At your next regular starter feeding, set aside some of your extra or, if this happens to be a simple discard feed, put a couple tablespoons of that excess into a fresh jar. Add 20 grams of water, mix well then add 20g of flour. Mix well. Let New Sam sit on the counter and bubble up as normal. Meantime, do a regular feed with the rest of your starter, that follows your normal feeding/refrigerating or baking process.

Once New Sam is doubled and clearly active, spread some out on a parchment, wax paper or silpat lined tray. I used a pastry brush but however you want to do it is fine. You may want to add a little more water to your starter to make it thinner and easier to spread out thinly; we’re not worried about hydration levels here since we’re shortly going to get to pretty close to 0%. In all if you used a tablespoon or two of old starter and 20g of water and flour, you’ll have about 1/4c (60 ml) of starter plus whatever water you might have added to thin it out. Spread this out on a typical sized baking tray then set this tray aside to dry for a day or two or three, depending on the humidity in your area at the time.

In a couple of days, the starter film will have dried and begun to flake off your liner. Make sure you leave it out until even the thicker parts are good and dry; if that takes 3 or 4 days, then so be it.

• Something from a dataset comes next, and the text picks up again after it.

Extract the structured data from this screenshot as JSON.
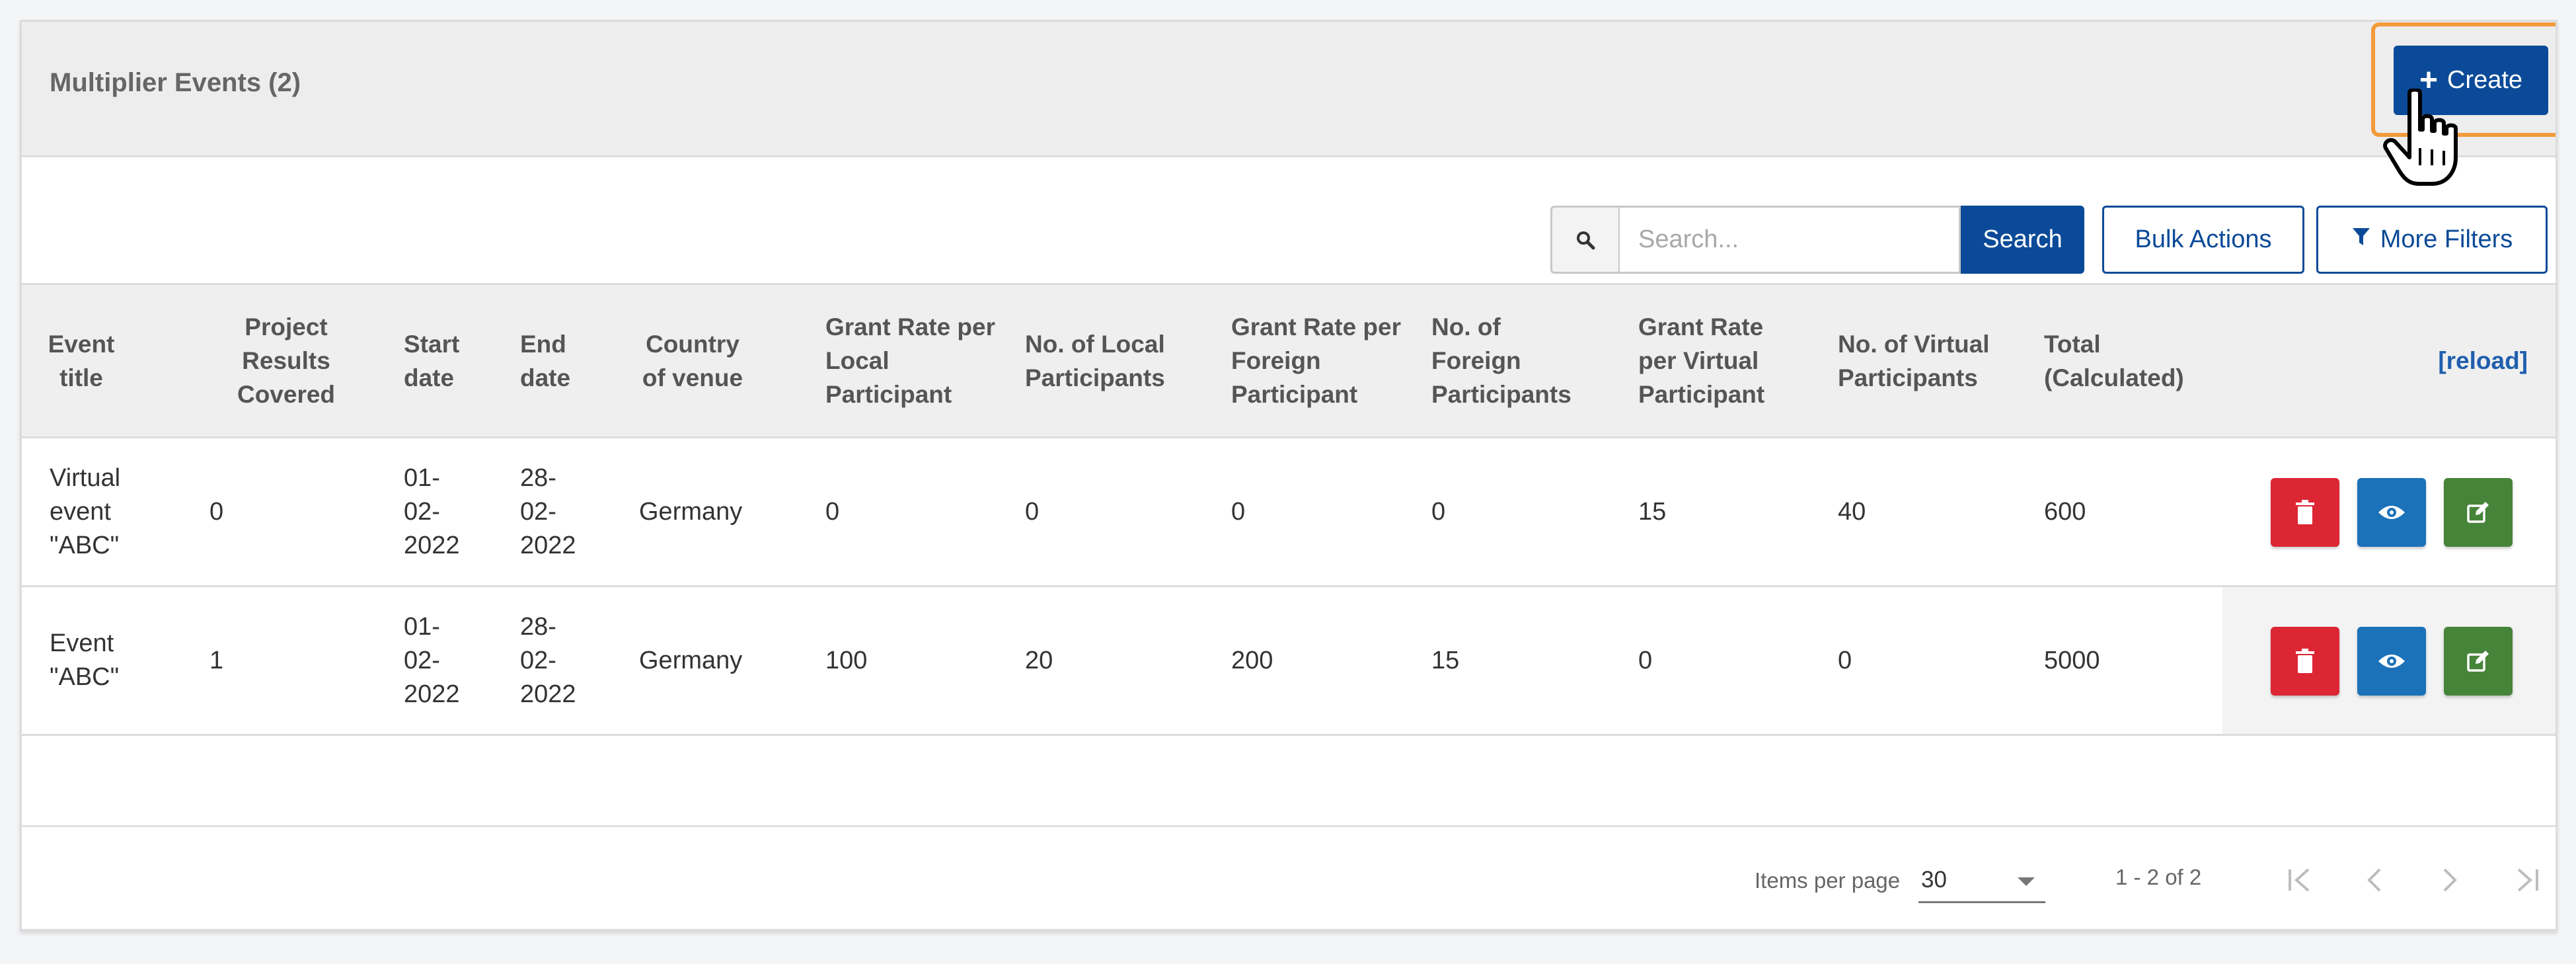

Take some of your flaked starter and place it into a mortar or simply fold the liner over and whomp the contents with a rolling pin or other tool at hand. After a minute of crushing, you will have a coarse powder as shown here:

You don’t need to make it much finer. Some people put their big flakes through a food processor or blender but that may cause more damage to the now dried up yeast than good. We aren’t too picky about small even sized bits here, larger flakes are OK too.

Place your processed dried starter into a zip bag, label it clearly with name and date and store it in the freezer or a cool dry spot. You’ll have about a quarter cup of dried starter which is LOTS.

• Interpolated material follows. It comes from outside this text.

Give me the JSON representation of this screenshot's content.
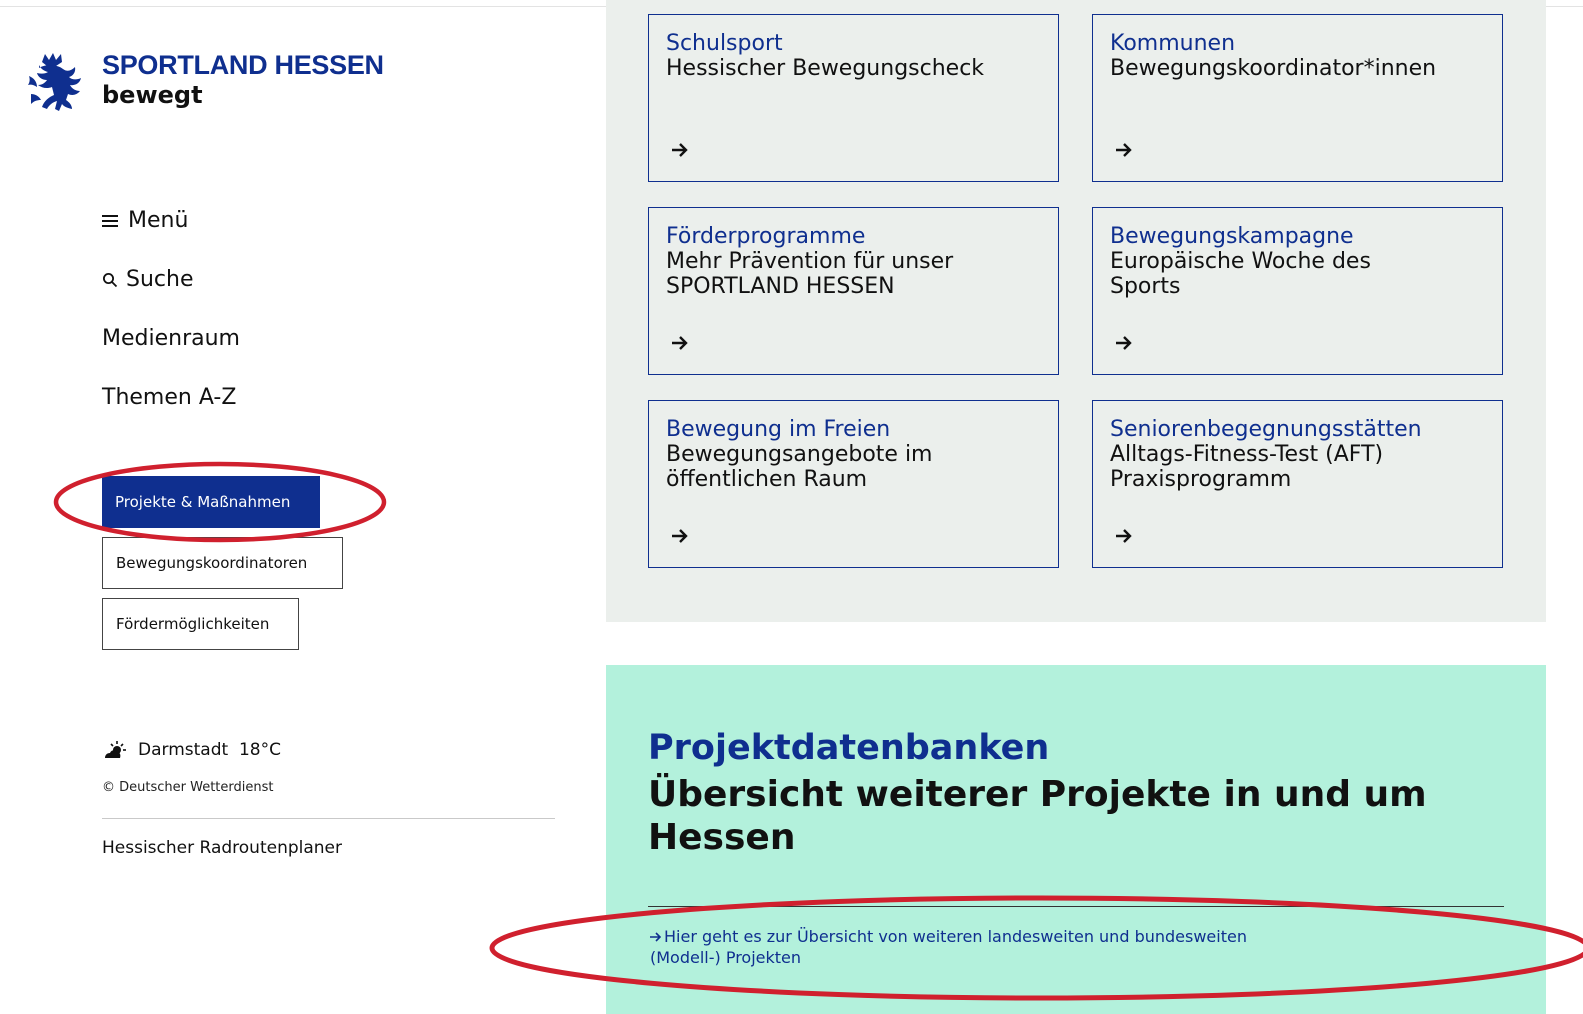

That’s it. Now you have spare samples of your dear ol’ Sam which you can revive in the event of an accident or send a tablespoon of to friends by mail.

TO REVIVE:

Check out this post for the usual photo journal of this very same starter revived several months later (Jan 2011).

How long will the dried starter last?

I’m not sure but I found some dried starter from an old (other) starter I’d forgotten about, probably 2 years old now. It had been left out on the shelf, in a plastic bag that developed a large hole (ergo not air tight at all) and near a window so not well stored at all. It smelled a bit off, like flour that had gone a little rancid. But I decided to see if even after this neglect and hardly best storage practices I could get something back. So I did the revival routine and presto, after just a day, I was getting starter activity. It took a couple more feeds to clear out any of the “stale” flavour but once that was done, the starter was active and smelled great. So if this abused starter could easily come back to life a couple of years later, a well stored one should keep and work for at least this long, likely much longer.

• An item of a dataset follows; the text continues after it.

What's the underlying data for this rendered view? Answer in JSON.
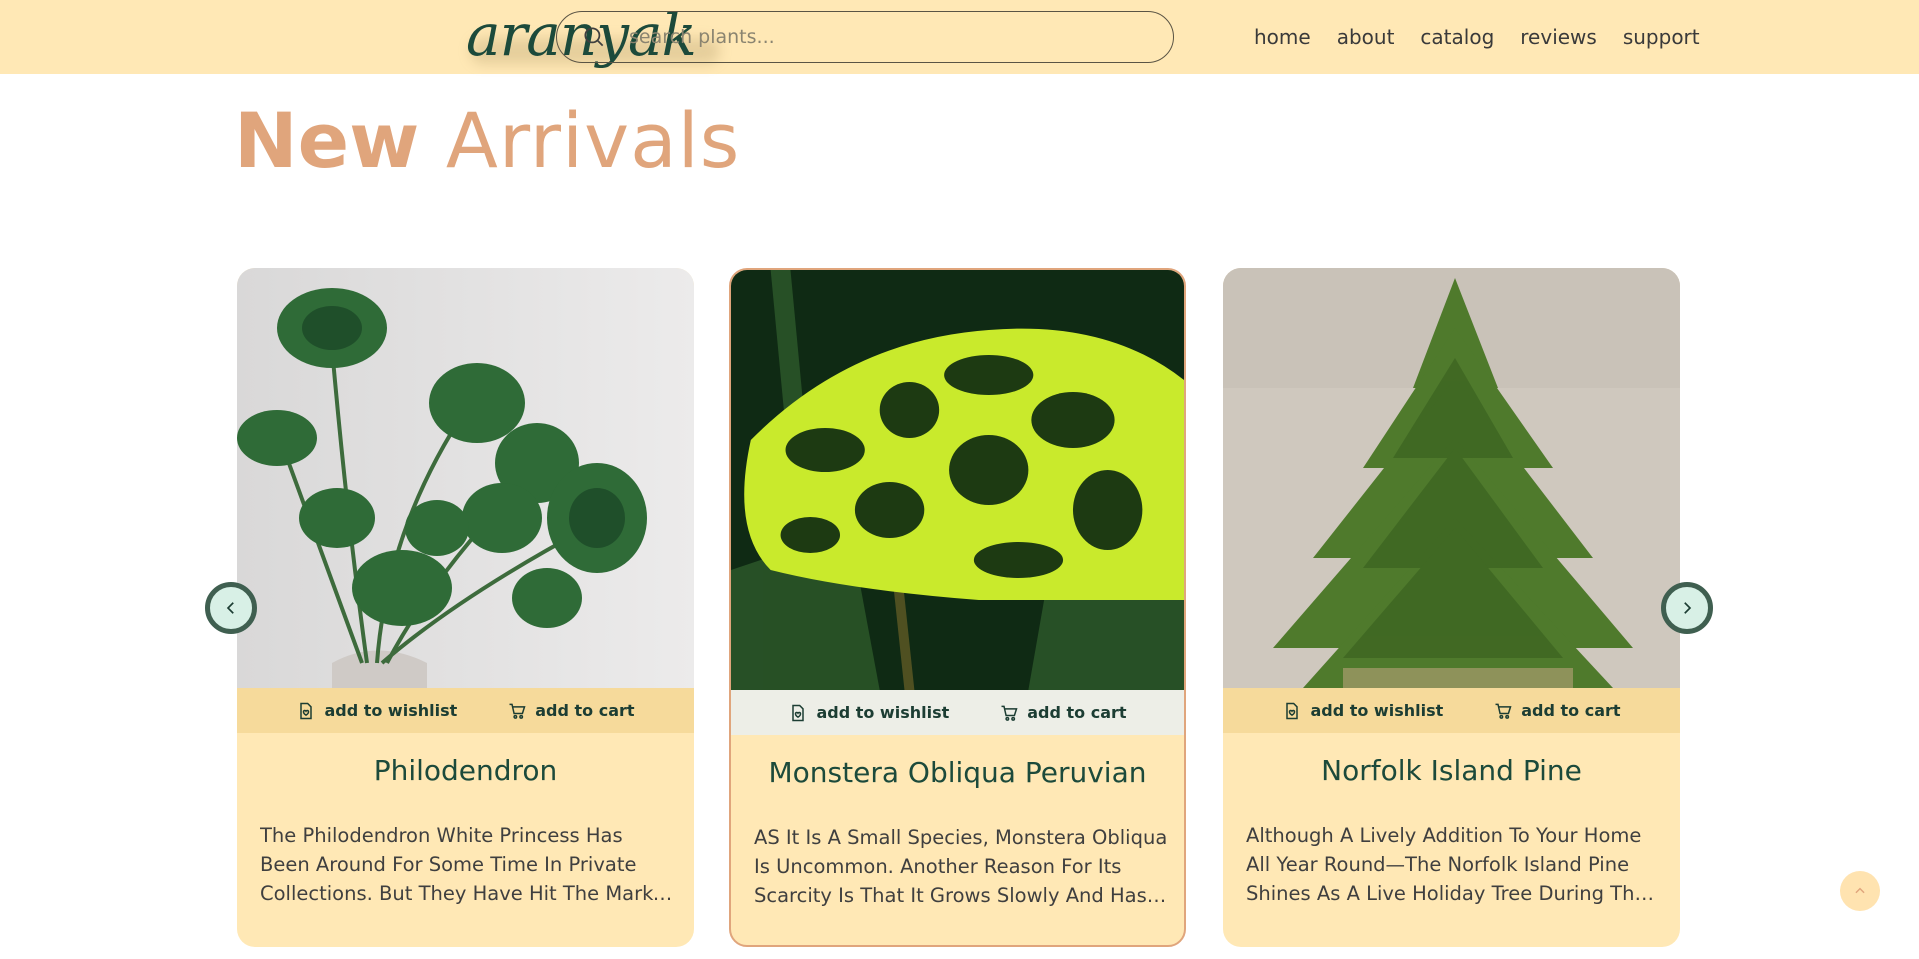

Avoid heartbreak: dry some starter soon.

9 thoughts on “Drying Your Starter

  1. Thanks, that is probably a prudent idea.

    Especially for that extended vacation in Tahiti, right?

    I need to do this.

    If nothing else this would make a cheap but personal Xmas gifts for those sourdough fans that are on the fence.
    burntloafer recently posted..Not by Bread AloneMy Profile

    • It should definitely keep for several months, likely a year and maybe even more though it’s speed in rejuvenating may reduce. But it will still be faster than starting right from scratch.

  2. Just a note. Paul, I know that you know this but others may not.

    If you have mixed or otherwise lost the original starter AND you still have some unbaked dough, at whatever stage, you can save some of that and regenerate “great gran’s” starter. Just mix in flour and water to the desired consistency, then refresh as usual.